Adrenaline coursed through Paul’s bloodstream, whipping through his veins and causing his heart to hammer wildly against his chest. He didn’t understand what was happening but he didn’t want to look away. In fact, whenever he tried to break their eye contact, Paul found that he couldn’t, something primal and instinctive instructing him to hold his gaze. The man seemed similarly afflicted, watching Paul in a way that made it seem as if he was loath to stop. Distantly, Paul noticed that the man’s skin was pale and lightly freckled, and as Paul stared, it tinted a dusky pink. 

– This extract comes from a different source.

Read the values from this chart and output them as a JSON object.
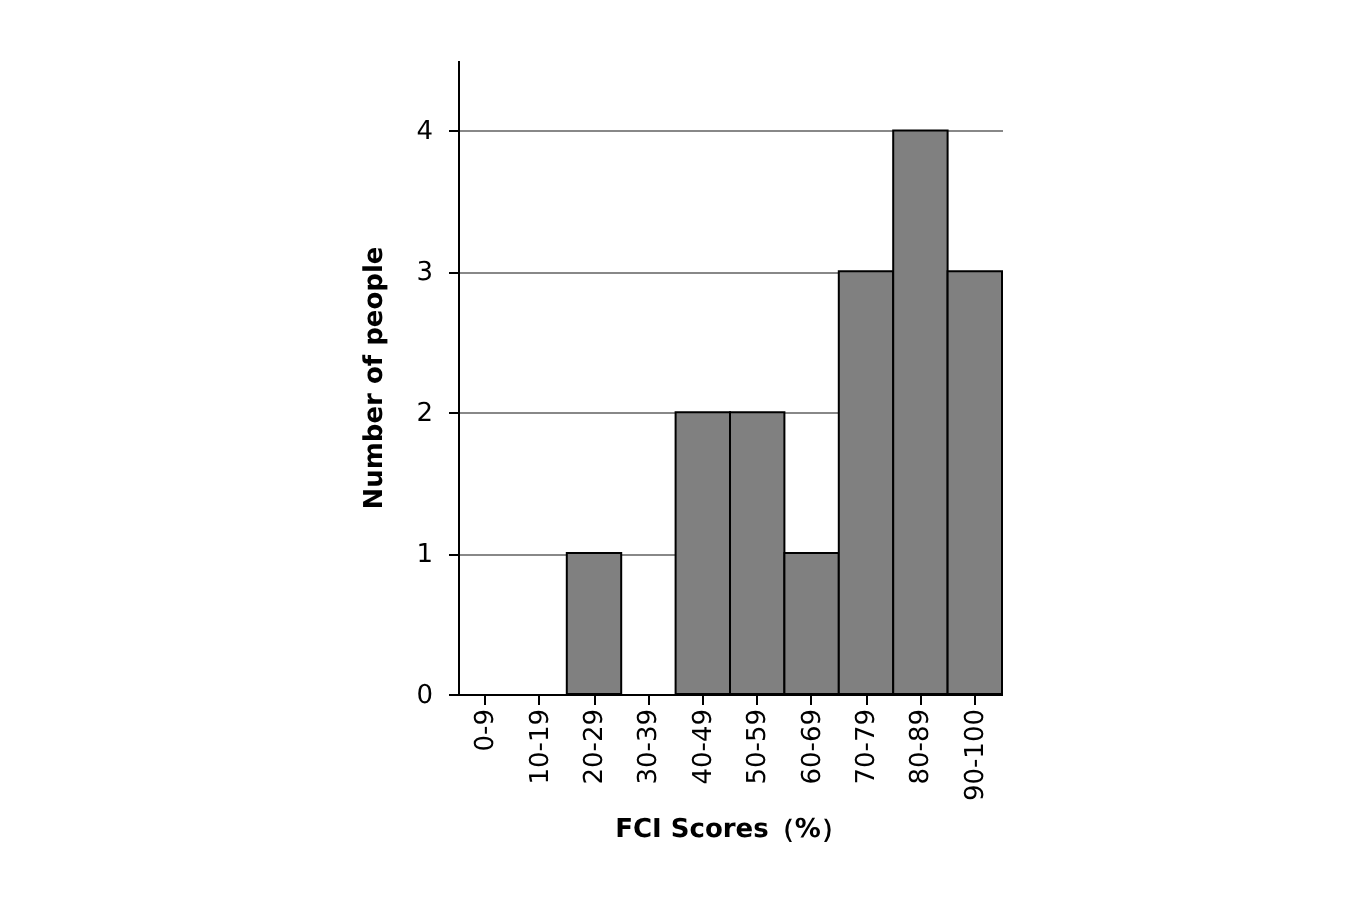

If time had passed while they stared at each other, Paul wouldn’t have noticed. He wasn’t sure if days or mere seconds had gone by when, out of the corner of his eye, he could see Ringo nudging the man with his elbow, eyebrows drawn together in confusion. Following his gaze up to Paul’s balcony, his face cleared, and he huffed and shoved the other man again, this time in a more teasing manner. 

“What?” The man snapped, finally breaking the trance when he shifted to face Ringo with a scowl. 

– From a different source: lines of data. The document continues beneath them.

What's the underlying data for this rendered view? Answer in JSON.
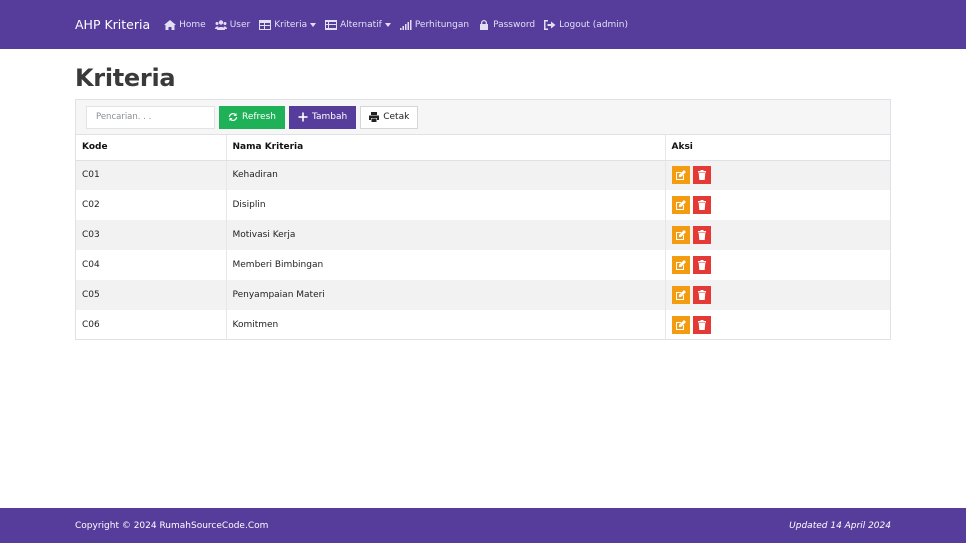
{
  "navbar": {
    "brand": "AHP Kriteria",
    "items": [
      {
        "label": "Home",
        "icon": "home-icon"
      },
      {
        "label": "User",
        "icon": "users-icon"
      },
      {
        "label": "Kriteria",
        "icon": "table-icon",
        "dropdown": true
      },
      {
        "label": "Alternatif",
        "icon": "list-icon",
        "dropdown": true
      },
      {
        "label": "Perhitungan",
        "icon": "signal-icon"
      },
      {
        "label": "Password",
        "icon": "lock-icon"
      },
      {
        "label": "Logout (admin)",
        "icon": "logout-icon"
      }
    ]
  },
  "page": {
    "title": "Kriteria"
  },
  "toolbar": {
    "search_placeholder": "Pencarian. . .",
    "refresh_label": "Refresh",
    "add_label": "Tambah",
    "print_label": "Cetak"
  },
  "table": {
    "headers": [
      "Kode",
      "Nama Kriteria",
      "Aksi"
    ],
    "rows": [
      {
        "kode": "C01",
        "nama": "Kehadiran"
      },
      {
        "kode": "C02",
        "nama": "Disiplin"
      },
      {
        "kode": "C03",
        "nama": "Motivasi Kerja"
      },
      {
        "kode": "C04",
        "nama": "Memberi Bimbingan"
      },
      {
        "kode": "C05",
        "nama": "Penyampaian Materi"
      },
      {
        "kode": "C06",
        "nama": "Komitmen"
      }
    ]
  },
  "footer": {
    "copyright": "Copyright © 2024 RumahSourceCode.Com",
    "updated": "Updated 14 April 2024"
  },
  "colors": {
    "primary": "#563d9c",
    "success": "#1fb157",
    "warning": "#f39c12",
    "danger": "#e53935"
  }
}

“You just seem a little distracted there, mate,” Ringo said, nose twitching in amusement. 

The man scowled harder, bestowing yet another “Fuck off, Ringo” upon the smaller man. As Paul watched, he shoved his hands deep into his leather jacket pockets and stalked off in the direction of the sea, beyond where the main street ended towards the rocky coastline. Before turning the corner, he threw an irritated, baleful look in Paul’s direction, then disappeared from sight. Both Paul and Ringo stood immobile for a moment, watching the place where the man had vanished. Silence descended upon the street once more, but it was a peculiar silence — the silence that arrives in the aftermath of some transformative world event, where everyone waits on bated breath to see if it will last. 

Coughing lightly to capture Ringo’s attention, Paul called down to the street below.

“Who was that man?”

Ringo blinked slowly, as if considering whether to answer the question. 

“What do you mean?”

“His name,” Paul tried again. “What’s his name?”

Another pause.

“Lennon,” Ringo answered at last. “John Lennon.” 

Rather than linger in the street, Ringo apologized for the noise and promptly bade Paul good afternoon, crossing the street to enter the building directly across from Paul. A sign overhead proclaimed it to be Hurricane’s Cafe, which meant that it was presumably the ‘shop’ at the center of the mad altercation. The door closed behind him with a decisive thud. 

John Lennon. Paul thought the name over and over in his head as he stumbled his way back to the bed. John Lennon. The name sounded right in his head, as if Paul was meant to think it, and when he said it out loud it sounded right in the wallpapered walls of his room, as if Paul was meant to say it. Paul collapsed on the bed, staring at the ceiling. 

When they were younger, around 15 and 14, George had begun what had turned out to be a lifelong obsession with Indian culture. He loved sitar music, and transcendental meditation, and eventually he introduced Paul to Hinduism, or as Paul sardonically remembered, ‘the eternal way.’ Paul had patiently endured George’s impassioned ramblings, and he had enjoyed seeing the enthused spark of ardor that had illuminated his eyes, but for a teenaged Paul — who was so young, and had already lost so much, and had become disillusioned with faith entirely — the only higher power that he could possibly even think to worship was rock ‘n’ roll. Music could never hurt him, and it could never let him down. Elvis was his God; his half-scribbled lyrics were his prayers. While George had dutifully recited his Hare Krishnas, Paul had stolen the latest Buddy Holly and the Crickets album from the local record store. 

However, sitting on the quilted bed of a tiny inn by the sea, thinking of a boy he had just met with red hair and clever eyes, Paul couldn’t help but plead to a higher power. Krishna help me, he prayed, then thought again, slightly helplessly: John Lennon.